Да, действительно, что тут поделаешь! В нашей работе, проклятой, как мы сами, такое случается: тип, за которым следишь, вдруг прыгает в машину и был таков, а на горизонте больше ни одной тачки.
— И во сколько он вернулся?
— В три утра!
Я озадачен.
— Интересно! А еще такой правильный старичок! Мастер нравоучительной проповеди!
— Вот и я говорю… Мы поджидали его, Адель и я, играя в карты. Эта подлюга выиграла у меня тысячу франков! Ей бубны будто сами в руку лезли. А у меня четыре короля! Потом выложил четыре дамы! Твою мать! Я уж не говорю о четырех валетах, и еще…
— Рассказывай дальше!
— А что дальше?
— Ну вернулся Аква на базу, и что потом? Берю засовывает два пальца в щель между жиром шеи и жиром рубашки.
— И здесь я дал маху, Сан-А, согласен! Но ты же понимаешь, как это бывает! Муж Адели ушел… А когда ты остаешься наедине с женщиной, которую хорошо знал когда-то еще девушкой, то прежняя близость, то да се, влияет…
У меня нет сил перебивать его, пусть болтает, пустомеля!
— И поднимается в нас обоих волнение, Сан-А. Веришь, будто жаром обдало. Я посмотрел на Адель, забыл про ее усы, расползшиеся формы, помню только про родинку на ляжке, как когда-то… И потом, там было так жарко, в ее каморке… Словом, разморило, сам понимаешь…
— Не понимаю, — выдавливаю я, не моргнув глазом.

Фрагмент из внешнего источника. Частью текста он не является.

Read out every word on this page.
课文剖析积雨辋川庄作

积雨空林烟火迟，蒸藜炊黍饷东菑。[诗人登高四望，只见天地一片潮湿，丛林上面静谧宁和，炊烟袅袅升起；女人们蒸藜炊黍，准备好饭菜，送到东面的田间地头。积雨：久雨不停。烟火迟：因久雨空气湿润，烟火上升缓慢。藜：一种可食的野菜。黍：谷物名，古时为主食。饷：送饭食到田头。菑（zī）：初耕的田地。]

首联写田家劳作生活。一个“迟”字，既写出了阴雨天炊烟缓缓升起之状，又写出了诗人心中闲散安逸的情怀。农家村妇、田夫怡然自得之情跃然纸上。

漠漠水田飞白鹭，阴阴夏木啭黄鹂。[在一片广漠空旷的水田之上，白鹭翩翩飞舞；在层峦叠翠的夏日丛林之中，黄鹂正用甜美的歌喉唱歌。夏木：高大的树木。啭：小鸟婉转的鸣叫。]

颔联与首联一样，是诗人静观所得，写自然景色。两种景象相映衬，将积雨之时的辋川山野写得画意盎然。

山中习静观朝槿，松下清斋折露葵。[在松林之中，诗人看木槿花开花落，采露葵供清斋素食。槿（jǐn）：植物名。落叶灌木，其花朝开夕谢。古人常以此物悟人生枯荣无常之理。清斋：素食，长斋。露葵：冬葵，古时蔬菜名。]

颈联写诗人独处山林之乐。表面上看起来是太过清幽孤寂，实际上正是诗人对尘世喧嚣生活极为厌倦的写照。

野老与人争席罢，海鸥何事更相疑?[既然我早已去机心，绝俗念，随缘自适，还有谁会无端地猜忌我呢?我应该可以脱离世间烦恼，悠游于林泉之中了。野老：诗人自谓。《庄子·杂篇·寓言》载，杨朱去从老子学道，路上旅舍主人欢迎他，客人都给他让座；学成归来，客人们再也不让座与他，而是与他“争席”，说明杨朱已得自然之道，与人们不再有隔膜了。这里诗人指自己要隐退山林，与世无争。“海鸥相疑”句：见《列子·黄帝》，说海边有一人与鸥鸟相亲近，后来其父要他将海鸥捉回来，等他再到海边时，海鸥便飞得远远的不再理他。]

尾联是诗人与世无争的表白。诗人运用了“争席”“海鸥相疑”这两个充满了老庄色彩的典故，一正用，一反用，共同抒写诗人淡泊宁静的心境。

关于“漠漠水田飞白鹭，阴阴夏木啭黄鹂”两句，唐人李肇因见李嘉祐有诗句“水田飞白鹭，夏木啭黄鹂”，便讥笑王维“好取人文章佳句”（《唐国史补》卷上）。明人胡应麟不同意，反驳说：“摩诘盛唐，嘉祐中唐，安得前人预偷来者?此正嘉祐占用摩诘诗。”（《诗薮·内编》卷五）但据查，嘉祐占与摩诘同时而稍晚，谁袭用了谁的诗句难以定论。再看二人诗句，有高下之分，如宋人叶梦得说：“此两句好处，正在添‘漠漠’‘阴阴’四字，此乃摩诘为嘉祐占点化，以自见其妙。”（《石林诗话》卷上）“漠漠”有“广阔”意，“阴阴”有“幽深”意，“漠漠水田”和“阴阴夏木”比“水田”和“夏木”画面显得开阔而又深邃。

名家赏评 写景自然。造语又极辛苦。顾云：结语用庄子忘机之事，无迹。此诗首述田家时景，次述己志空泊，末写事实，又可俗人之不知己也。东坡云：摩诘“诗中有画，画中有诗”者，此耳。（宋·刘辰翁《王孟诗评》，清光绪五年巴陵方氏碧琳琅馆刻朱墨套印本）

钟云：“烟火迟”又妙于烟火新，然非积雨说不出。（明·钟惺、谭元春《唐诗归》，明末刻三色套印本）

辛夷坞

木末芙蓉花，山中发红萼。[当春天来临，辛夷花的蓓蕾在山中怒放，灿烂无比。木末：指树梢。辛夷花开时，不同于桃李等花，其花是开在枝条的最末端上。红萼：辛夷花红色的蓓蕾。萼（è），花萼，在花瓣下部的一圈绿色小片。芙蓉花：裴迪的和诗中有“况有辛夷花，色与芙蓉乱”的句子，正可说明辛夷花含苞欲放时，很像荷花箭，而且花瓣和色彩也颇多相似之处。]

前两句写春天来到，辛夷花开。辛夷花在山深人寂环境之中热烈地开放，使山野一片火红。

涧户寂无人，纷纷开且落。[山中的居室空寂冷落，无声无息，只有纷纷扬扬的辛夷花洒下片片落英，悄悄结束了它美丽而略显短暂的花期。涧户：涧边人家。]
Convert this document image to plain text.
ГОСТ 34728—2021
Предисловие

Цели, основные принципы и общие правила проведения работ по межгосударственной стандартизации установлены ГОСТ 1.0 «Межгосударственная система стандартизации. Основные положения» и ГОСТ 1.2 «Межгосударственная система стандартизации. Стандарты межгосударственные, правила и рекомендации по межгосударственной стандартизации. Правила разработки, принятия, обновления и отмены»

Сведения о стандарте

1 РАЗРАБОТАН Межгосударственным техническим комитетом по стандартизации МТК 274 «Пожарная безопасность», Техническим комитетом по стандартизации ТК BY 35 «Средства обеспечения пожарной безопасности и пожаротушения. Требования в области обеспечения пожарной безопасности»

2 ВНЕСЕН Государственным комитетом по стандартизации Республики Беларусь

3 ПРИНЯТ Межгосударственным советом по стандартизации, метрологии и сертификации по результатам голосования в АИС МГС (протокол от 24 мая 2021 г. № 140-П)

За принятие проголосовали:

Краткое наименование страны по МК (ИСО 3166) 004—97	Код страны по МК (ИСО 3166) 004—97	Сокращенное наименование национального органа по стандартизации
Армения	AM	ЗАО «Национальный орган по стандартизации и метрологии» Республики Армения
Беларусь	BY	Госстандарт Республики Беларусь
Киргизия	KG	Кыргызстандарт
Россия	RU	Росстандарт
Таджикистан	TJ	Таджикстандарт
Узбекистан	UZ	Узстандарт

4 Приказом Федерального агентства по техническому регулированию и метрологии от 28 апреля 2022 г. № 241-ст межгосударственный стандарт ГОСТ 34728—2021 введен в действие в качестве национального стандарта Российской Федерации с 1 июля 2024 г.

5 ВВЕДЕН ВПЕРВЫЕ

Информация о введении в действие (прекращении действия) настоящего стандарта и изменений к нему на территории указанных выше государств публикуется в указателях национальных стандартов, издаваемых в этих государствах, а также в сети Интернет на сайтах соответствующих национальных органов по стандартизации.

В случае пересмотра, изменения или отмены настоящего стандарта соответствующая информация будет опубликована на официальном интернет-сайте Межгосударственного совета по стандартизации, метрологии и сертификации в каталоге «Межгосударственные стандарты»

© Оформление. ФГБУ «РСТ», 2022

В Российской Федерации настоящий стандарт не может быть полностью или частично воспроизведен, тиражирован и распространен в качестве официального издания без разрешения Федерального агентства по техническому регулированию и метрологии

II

— Ах вот как, не понимаешь! Тебя мама, значит, научила, что детей находят в капусте?! Мы после карт сели рядом, давай вспоминать… Ну так, самую малость, руки друг на друга для смеха положили, а потом, знаешь… В общем, пробрало… Я не хотел — ее муж хороший парень, Эварист… Но женщины, друг мой, когда их проберет, то тут хоть паяльной лампой жги, они все равно своего добьются! Фатализм какой-то! Кроме того, у консьержек в конуре все под рукой: шторки задернул и уже на кушетке — хопля, кушать подано!
— Ты просто шут гороховый, Берю! Знаешь, что с тобой за это надо сделать?
— Нет.
— Даже не выгнать, а просто высечь!
— Это тебя так лихорадка бьет по башке, что ли? — огрызается соблазнитель.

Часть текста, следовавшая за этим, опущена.